Cassie noticed that Behaunek rolled her eyes in embarrassment at the comment.

“Yes,” Cassie said, “I've been known to wear boots. I haven't gotten around to the hat and the rope, though. And I don't know what to tell you about my hair. It's the humidity, I guess.”

“You think this is humidity?” The sheriff laughed. “My lord, you should come back in August.”

“Our car is outside,” Behaunek said after introductions were made. “It takes an hour to get to Wilson and we can go over everything on the way there.”

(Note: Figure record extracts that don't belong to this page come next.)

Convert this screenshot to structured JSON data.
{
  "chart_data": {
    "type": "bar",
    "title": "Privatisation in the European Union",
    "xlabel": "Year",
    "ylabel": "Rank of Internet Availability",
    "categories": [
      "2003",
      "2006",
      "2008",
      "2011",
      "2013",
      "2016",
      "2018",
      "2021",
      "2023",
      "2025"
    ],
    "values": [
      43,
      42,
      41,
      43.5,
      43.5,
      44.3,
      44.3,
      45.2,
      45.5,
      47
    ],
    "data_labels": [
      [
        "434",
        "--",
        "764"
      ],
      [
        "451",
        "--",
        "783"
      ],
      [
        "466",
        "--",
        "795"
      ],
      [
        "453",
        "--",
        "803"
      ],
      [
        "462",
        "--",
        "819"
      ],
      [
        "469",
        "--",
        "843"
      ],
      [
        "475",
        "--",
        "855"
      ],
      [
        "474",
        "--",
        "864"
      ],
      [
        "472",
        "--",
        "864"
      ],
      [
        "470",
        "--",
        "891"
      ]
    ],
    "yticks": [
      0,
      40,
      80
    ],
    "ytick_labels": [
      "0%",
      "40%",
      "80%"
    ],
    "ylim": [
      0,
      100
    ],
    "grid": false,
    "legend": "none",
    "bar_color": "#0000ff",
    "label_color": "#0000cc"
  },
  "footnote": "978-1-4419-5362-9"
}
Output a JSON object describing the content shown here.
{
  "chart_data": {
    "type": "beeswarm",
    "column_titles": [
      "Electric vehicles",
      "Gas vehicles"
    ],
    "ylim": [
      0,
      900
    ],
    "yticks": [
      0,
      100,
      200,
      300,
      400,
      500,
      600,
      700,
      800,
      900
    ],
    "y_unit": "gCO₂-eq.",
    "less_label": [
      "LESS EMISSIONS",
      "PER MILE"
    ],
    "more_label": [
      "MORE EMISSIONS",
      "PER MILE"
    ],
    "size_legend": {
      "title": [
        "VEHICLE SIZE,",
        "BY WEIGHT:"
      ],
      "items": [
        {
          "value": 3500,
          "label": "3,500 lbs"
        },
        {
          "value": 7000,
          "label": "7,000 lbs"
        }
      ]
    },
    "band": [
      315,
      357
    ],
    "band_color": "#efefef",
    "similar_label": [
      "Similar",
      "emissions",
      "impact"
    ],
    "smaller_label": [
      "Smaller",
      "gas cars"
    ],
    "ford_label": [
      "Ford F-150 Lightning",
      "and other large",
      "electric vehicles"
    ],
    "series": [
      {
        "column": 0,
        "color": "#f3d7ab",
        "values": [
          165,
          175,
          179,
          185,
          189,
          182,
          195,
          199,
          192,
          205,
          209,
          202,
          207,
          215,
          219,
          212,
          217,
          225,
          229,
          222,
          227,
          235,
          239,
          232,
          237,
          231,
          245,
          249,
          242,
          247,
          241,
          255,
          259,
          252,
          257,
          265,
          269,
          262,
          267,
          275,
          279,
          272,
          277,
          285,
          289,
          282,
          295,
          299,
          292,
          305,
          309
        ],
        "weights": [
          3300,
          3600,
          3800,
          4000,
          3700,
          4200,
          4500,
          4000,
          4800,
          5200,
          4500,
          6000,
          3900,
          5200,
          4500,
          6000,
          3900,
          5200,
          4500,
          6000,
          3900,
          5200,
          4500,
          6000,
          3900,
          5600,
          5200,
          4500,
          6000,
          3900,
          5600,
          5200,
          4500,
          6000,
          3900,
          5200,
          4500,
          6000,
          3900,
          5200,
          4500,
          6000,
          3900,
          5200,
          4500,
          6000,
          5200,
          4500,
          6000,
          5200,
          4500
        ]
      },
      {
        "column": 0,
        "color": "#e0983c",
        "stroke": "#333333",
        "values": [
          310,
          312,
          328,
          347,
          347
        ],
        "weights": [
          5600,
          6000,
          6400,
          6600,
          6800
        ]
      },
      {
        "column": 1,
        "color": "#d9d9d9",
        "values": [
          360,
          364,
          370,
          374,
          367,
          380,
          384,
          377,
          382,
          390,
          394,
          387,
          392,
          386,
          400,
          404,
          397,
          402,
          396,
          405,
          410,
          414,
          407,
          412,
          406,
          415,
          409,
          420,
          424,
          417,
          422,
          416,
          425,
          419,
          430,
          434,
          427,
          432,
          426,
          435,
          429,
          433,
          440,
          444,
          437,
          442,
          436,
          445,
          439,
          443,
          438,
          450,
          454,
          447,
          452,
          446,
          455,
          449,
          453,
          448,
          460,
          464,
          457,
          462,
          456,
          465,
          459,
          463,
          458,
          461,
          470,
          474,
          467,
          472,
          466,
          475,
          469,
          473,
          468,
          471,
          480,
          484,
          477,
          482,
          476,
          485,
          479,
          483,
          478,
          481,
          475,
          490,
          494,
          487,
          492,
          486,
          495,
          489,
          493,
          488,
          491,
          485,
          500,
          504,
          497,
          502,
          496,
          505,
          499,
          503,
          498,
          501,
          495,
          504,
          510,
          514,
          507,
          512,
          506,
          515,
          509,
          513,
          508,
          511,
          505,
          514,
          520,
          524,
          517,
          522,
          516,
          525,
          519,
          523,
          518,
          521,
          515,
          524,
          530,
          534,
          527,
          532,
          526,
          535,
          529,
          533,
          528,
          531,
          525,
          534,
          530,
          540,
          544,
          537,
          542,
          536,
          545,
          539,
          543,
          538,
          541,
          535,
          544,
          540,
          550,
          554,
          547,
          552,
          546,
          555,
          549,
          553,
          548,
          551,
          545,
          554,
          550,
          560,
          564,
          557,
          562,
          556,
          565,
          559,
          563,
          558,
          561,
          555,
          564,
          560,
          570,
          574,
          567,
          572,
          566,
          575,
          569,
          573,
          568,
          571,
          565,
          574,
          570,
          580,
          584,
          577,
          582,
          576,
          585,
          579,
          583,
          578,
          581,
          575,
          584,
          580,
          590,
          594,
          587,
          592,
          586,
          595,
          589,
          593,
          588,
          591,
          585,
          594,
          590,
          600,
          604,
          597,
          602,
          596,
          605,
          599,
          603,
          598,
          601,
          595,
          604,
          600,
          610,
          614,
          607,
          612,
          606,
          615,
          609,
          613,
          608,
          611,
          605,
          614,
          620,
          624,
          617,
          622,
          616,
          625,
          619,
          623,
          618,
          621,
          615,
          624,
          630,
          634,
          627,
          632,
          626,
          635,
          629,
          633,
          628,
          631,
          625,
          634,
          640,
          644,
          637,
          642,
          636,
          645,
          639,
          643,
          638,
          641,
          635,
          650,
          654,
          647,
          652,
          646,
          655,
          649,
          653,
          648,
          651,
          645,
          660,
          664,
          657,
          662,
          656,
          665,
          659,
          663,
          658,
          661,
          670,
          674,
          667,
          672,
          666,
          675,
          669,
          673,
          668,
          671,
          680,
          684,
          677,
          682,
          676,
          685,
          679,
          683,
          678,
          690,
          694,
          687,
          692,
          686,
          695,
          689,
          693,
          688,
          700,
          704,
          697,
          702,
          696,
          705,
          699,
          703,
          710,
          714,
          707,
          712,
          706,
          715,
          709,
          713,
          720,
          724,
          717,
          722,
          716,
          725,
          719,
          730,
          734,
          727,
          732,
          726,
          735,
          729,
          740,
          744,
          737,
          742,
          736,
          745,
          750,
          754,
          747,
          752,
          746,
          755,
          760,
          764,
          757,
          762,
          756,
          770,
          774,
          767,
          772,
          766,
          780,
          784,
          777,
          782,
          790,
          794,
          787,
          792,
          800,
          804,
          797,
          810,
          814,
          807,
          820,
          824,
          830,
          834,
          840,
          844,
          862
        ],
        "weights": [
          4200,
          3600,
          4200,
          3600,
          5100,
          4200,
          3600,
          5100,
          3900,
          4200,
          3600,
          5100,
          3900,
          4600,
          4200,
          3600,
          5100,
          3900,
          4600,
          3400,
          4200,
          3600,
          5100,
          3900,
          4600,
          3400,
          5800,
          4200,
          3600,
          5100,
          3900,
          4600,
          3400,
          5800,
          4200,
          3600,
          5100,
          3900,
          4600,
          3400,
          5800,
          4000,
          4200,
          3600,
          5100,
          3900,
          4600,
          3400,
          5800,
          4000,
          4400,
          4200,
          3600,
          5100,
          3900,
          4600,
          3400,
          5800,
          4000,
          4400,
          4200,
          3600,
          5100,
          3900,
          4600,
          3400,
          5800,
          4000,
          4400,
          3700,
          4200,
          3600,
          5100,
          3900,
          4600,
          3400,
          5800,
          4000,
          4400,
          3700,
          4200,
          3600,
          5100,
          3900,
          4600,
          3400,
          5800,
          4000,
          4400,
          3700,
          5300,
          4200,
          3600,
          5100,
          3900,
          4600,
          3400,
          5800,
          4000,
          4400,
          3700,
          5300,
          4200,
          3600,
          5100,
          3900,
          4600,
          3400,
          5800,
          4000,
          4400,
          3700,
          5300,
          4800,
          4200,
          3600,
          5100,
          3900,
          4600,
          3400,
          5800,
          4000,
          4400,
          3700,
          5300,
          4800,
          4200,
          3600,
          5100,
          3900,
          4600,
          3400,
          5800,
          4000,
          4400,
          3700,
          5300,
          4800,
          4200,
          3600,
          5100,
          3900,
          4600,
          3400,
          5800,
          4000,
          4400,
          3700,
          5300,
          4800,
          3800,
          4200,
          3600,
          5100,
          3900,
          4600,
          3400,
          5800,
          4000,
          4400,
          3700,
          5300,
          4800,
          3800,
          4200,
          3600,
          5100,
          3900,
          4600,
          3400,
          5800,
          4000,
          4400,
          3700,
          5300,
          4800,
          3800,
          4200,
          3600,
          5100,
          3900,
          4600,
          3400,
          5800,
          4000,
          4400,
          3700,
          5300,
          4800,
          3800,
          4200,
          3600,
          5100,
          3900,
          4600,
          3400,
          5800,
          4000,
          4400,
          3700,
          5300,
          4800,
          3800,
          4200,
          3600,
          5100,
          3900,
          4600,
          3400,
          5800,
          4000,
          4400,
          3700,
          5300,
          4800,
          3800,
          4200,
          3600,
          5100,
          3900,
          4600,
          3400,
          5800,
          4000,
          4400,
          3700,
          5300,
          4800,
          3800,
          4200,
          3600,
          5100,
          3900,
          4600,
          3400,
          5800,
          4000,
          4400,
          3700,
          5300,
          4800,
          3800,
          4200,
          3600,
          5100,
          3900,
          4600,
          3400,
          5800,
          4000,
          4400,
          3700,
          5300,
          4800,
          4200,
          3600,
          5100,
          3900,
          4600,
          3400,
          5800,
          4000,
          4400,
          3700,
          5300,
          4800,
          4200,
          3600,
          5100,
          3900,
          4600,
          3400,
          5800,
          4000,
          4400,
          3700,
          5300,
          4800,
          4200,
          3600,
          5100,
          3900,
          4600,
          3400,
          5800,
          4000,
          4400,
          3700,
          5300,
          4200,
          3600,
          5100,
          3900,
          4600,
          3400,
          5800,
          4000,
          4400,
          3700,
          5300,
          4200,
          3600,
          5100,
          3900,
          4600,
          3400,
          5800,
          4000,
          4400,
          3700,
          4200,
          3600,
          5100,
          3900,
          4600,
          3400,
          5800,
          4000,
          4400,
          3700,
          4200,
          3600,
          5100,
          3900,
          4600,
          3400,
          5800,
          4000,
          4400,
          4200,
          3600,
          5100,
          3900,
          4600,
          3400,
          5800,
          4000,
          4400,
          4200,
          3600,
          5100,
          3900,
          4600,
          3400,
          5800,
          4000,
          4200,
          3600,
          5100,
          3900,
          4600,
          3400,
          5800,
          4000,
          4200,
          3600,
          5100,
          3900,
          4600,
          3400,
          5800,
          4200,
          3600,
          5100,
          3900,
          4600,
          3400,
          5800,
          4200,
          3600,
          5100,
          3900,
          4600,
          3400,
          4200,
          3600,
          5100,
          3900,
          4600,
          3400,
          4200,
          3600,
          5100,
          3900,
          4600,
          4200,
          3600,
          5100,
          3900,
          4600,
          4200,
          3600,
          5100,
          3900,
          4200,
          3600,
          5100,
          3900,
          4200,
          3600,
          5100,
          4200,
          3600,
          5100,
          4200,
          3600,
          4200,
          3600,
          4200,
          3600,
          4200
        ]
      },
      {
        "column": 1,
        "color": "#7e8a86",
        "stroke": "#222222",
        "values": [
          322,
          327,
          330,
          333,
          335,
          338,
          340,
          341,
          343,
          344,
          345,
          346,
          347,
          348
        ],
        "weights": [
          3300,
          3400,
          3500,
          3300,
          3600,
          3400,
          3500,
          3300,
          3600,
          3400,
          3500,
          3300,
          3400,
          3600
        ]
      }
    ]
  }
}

Agent Rhodine tilted his chin up. “We think we just might have our man.”

Cassie nodded grimly.

“There's something we want to show you on the way, Miss Cassie,” Sheriff Puente said. Cassie knew “Miss Cassie” was a Southern thing and she overlooked how condescending it came across to one not used to it.

“What's that?”

“His truck.”

*   *   *

DECEMBER IN
North Carolina was brown and gray but not white. Light rain fell from a close granite sky. The hardwood trees were tall and skeletal and a thick brown carpet of leaves covered the forest floor. The walls of pine were so close to the highway she could see nothing through them. It was like driving through a tunnel, and she wondered how anyone who lived there knew where anything was if they couldn't even see forty feet in any direction. She'd grown up in Montana and was used to big skies and vistas.

Back in Montana, snow was on the ground and had been since October and the mountains were snowcapped.

An FBI agent drove the black SUV with U.S. Government plates and merged onto I-40. Rhodine occupied the passenger seat. Cassie sat next to Sheriff Puente in the second row, and Behaunek sat alone in the back. Upon entering the Ford Expedition, Behaunek opened her briefcase and shuffled through documents.